Stamattina, ad esempio, ho sentito in un dibattito radiofonico il filosofo Massimo Cacciari dire la seguente ovvietà (riferisco a parole mie, come mi ricordo, l’integrale è qui): non dobbiamo stupirci né addolorarci del fatto che l’Europa sia in crisi di fronte a questi attentati, perché la crisi è l’elemento fondativo della cultura Europea. La crisi (etimologicamente: il discernimento, il giudizio, la valutazione) è fondamento del logos, della filosofia occidentale. L’indubbio successo della civiltà europea negli ultimi tre millenni nasce da lì, da questo dato fondativo della continua messa in discussione di sé stessa. Quindi pochi piagnistei, dice Cacciari: noi siamo questa roba qui.
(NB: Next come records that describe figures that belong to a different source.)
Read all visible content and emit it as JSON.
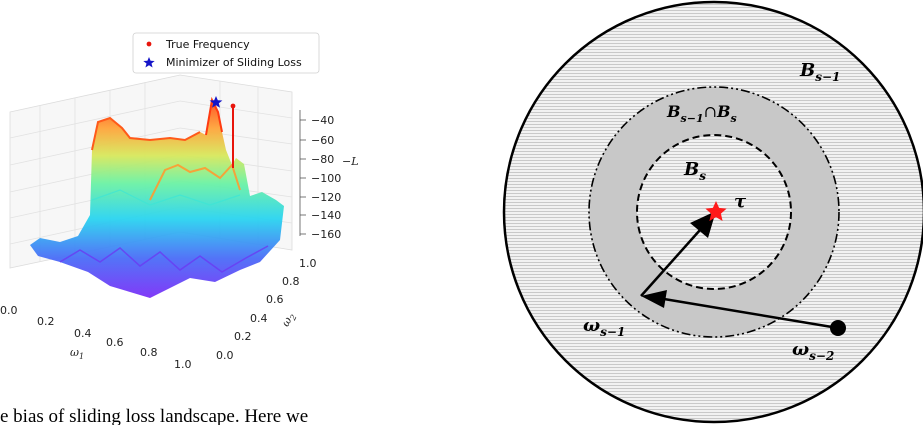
{
  "left_plot": {
    "legend": {
      "true_frequency": "True Frequency",
      "minimizer": "Minimizer of Sliding Loss"
    },
    "z_ticks": [
      "−40",
      "−60",
      "−80",
      "−100",
      "−120",
      "−140",
      "−160"
    ],
    "z_label": "−L",
    "x_ticks": [
      "0.0",
      "0.2",
      "0.4",
      "0.6",
      "0.8",
      "1.0"
    ],
    "x_label": "ω1",
    "y_ticks": [
      "0.0",
      "0.2",
      "0.4",
      "0.6",
      "0.8",
      "1.0"
    ],
    "y_label": "ω2",
    "colors": {
      "true_frequency": "#e8150c",
      "minimizer": "#1515c8"
    }
  },
  "caption_fragment": "e bias of sliding loss landscape.  Here we",
  "right_diagram": {
    "outer_label": "B",
    "outer_sub": "s−1",
    "intersect_a": "B",
    "intersect_a_sub": "s−1",
    "intersect_op": "∩",
    "intersect_b": "B",
    "intersect_b_sub": "s",
    "inner_label": "B",
    "inner_sub": "s",
    "tau_label": "τ",
    "omega_prev": "ω",
    "omega_prev_sub": "s−1",
    "omega_prev2": "ω",
    "omega_prev2_sub": "s−2",
    "colors": {
      "star": "#ff1a1a",
      "shade": "#c8c8c8"
    }
  }
}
La seconda ovvietà è venuta in mente a me, pensando che tutta questa enorme faccenda dell’emergenza del terrorismo islamico è una matassa che si potrà dipanare solo a partire da cosa succede nella mente di questi ragazzi che decidono di darsi una morte terribile, procurando insieme la morte terribile di decine di persone ignare e anonime. 162101303-3a68d23c-04b3-43bb-a2eb-cec925e2d0b0Guardi foto come questa, che raffigura gli attentatori pochi attimi prima dell’esplosione, e provi a chiederti cosa stesse passando in quella testa nel momento dell’istantanea: “Ora sono qui, trascino questo carrello, sperimento coi miei sensi un pezzo di mondo, mentre fra pochi secondi la bomba avrà dilaniato le mie carni…”. Chissà, forse sono pensieri troppo “occidentali”? Probabilmente. Comunque mette questo al centro delle sue riflessioni (e non è la prima volta) Marco Belpoliti, in un articolo che vale la pena di leggere. Come anche merita una lettura la testimonianza di un jihadista pubblicata oggi sul Messaggero.
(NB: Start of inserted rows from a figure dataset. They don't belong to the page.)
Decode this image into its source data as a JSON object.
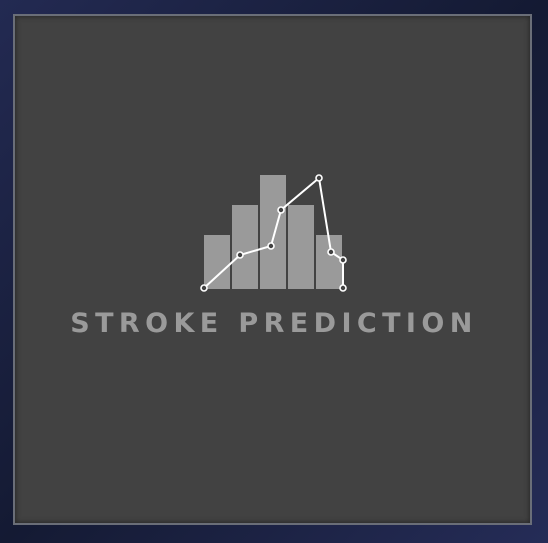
{
  "logo": {
    "name": "stroke-prediction-logo",
    "icon": "bar-line-chart-icon",
    "text": "STROKE PREDICTION",
    "colors": {
      "background": "#424242",
      "bars": "#9a9a9a",
      "line": "#ffffff",
      "text": "#9a9a9a",
      "frame": "#1b2144"
    }
  }
}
Terza ovvietà: se ci arrendiamo alla logica dello stato d’eccezione, e lo facciamo a partire dalla culla della modernità, la Francia, tutto rischia di andare a ramengo. Ne parla, portando il discorso a conseguenze inquietanti e vertiginose, Giorgo Agamben, uno che su queste cose studia da tempo, sul Sole24Ore.

Tre ovvietà. Ma forse ovvietà su cui è necessario fermarsi a pensare.

Ovvietà bonus: la seconda religione d’Italia, forse, meriterebbe d’avere l’otto per mille, come ce l’hanno Chiese che hanno un numero di fedeli infinitamente minore.